So the current atan is getting mapped to the native SPIRV atan instruction (see %92).

derek-gerstmann commented 2 months ago

Running this I'm getting the following on a NVIDIA RTX 3070 Ti ...

> HL_JIT_TARGET="host-vulkan-vk_int8-vk_int16-vk_int64-vk_float16-vk_float64-vk_v13" ./build/test/performance/performance_fast_atan 
                  atan: 0.077941 ns per atan
                  atan2: 0.081444 ns per atan2
Success!

And for Cuda ...

> HL_JIT_TARGET="host-cuda" ./build/test/performance/performance_fast_atan 
                  atan: 0.005477 ns per atan
                  atan2: 0.007064 ns per atan2
Success!

However, the test is calling realize({dimx, dimy}) which will compile and cache on the first call, and allocate and cache the output buffer.

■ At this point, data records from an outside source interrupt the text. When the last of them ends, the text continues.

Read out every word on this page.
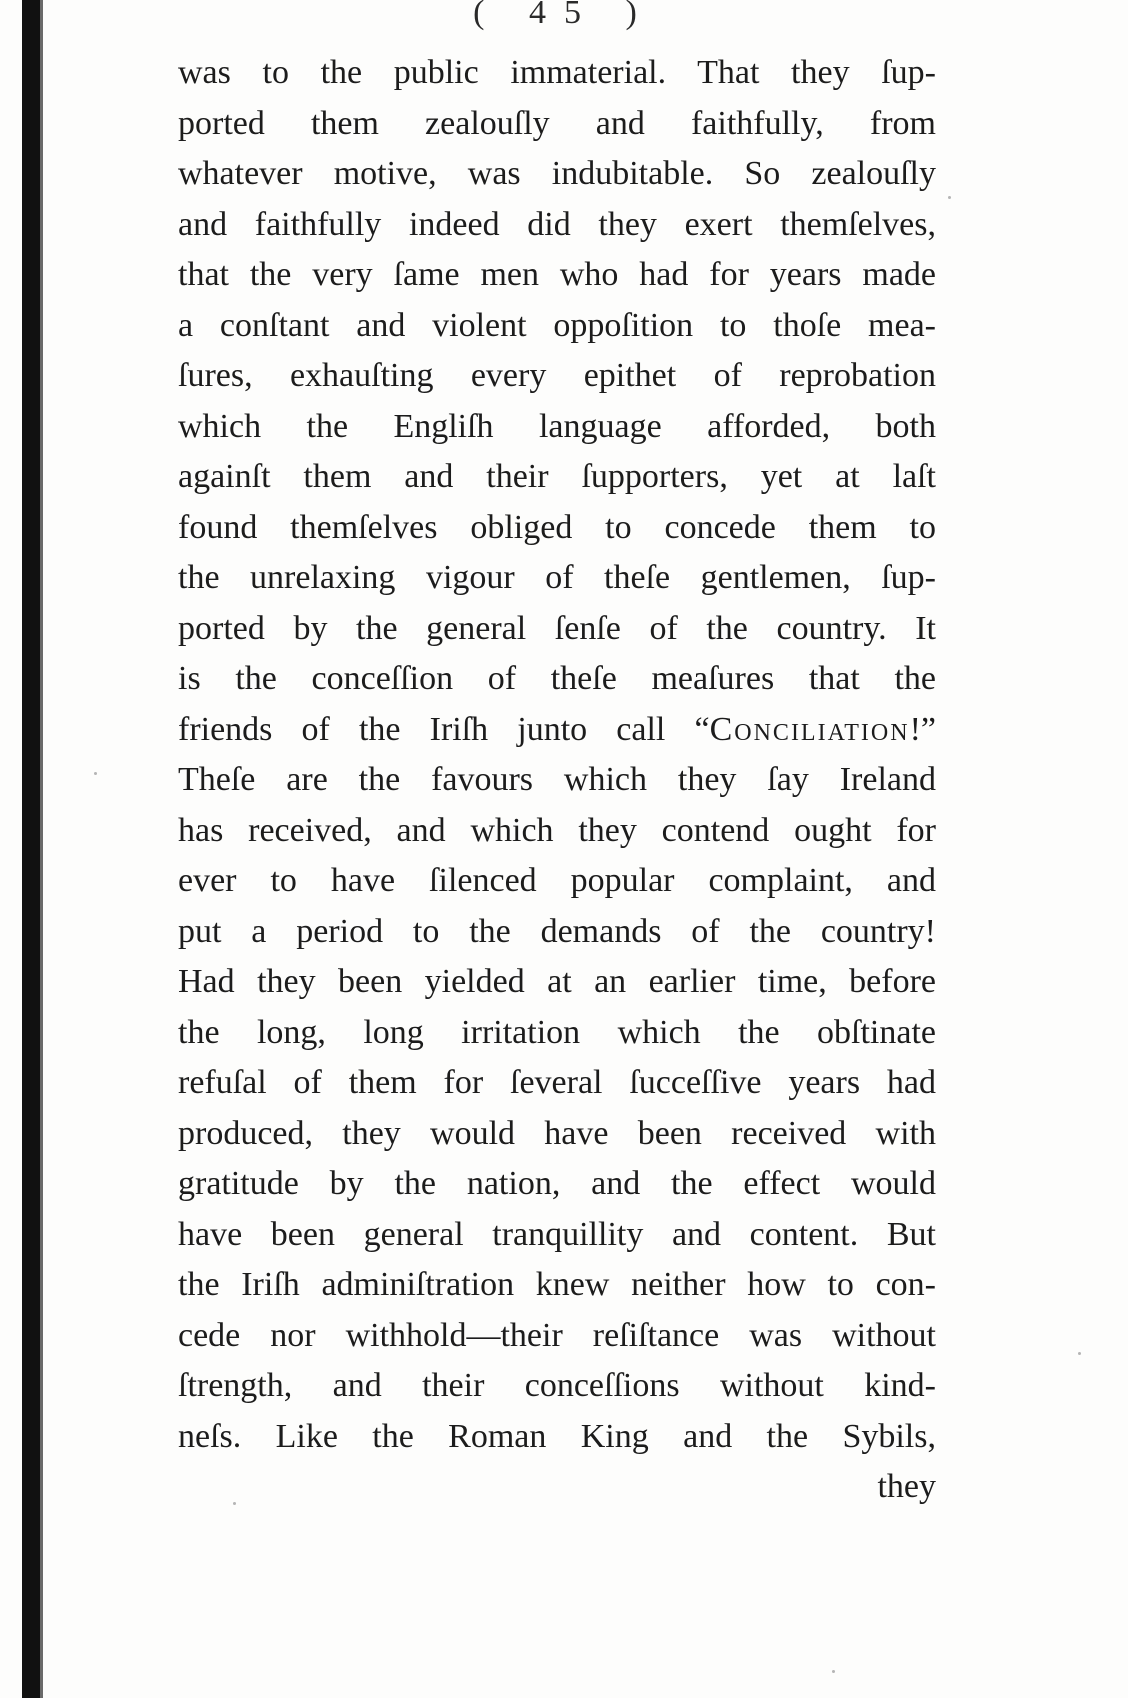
( 45 )
was to the public immaterial. That they ſup-
ported them zealouſly and faithfully, from
whatever motive, was indubitable. So zealouſly
and faithfully indeed did they exert themſelves,
that the very ſame men who had for years made
a conſtant and violent oppoſition to thoſe mea-
ſures, exhauſting every epithet of reprobation
which the Engliſh language afforded, both
againſt them and their ſupporters, yet at laſt
found themſelves obliged to concede them to
the unrelaxing vigour of theſe gentlemen, ſup-
ported by the general ſenſe of the country. It
is the conceſſion of theſe meaſures that the
friends of the Iriſh junto call “Conciliation!”
Theſe are the favours which they ſay Ireland
has received, and which they contend ought for
ever to have ſilenced popular complaint, and
put a period to the demands of the country!
Had they been yielded at an earlier time, before
the long, long irritation which the obſtinate
refuſal of them for ſeveral ſucceſſive years had
produced, they would have been received with
gratitude by the nation, and the effect would
have been general tranquillity and content. But
the Iriſh adminiſtration knew neither how to con-
cede nor withhold—their reſiſtance was without
ſtrength, and their conceſſions without kind-
neſs. Like the Roman King and the Sybils,
they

So the overhead is significant for this type of test.

derek-gerstmann commented 2 months ago

If I change the benchmarking code to compile first, and use existing buffer allocations, and sync the device in the loop like so ...

...

    atan_ref.compile_jit();
    atan2_ref.compile_jit();

    Buffer<float> atan_out(test_w, test_h);
    Buffer<float> atan2_out(test_w, test_h);

    Tools::BenchmarkConfig cfg = {0.2, 1.0};
    double scale = 1e9 / (double(test_w) * (test_h * test_d));

    // clang-format off
    double t_atan  = scale * benchmark([&]() {  atan_ref.realize(atan_out); atan_out.device_sync(); }, cfg);
    double t_atan2 = scale * benchmark([&]() { atan2_ref.realize(atan2_out); atan2_out.device_sync(); }, cfg);
    // clang-format on
...

The runtimes are much closer:

> HL_JIT_TARGET="host-vulkan-vk_int8-vk_int16-vk_int64-vk_float16-vk_float64-vk_v13" ./build/test/performance/performance_fast_atan 
                  atan: 0.004023 ns per atan
                  atan2: 0.007173 ns per atan2
Success!
> HL_JIT_TARGET="x86-64-linux-tune_znver3-avx-avx2-f16c-fma-sse41-cuda" ./build/test/performance/performance_fast_atan 
                  atan: 0.005034 ns per atan
                  atan2: 0.006537 ns per atan2
Success!
mcourteaux commented 2 months ago

Thanks a lot, will update the benchmark. Perhaps this fixes the WebGPU slowness as well...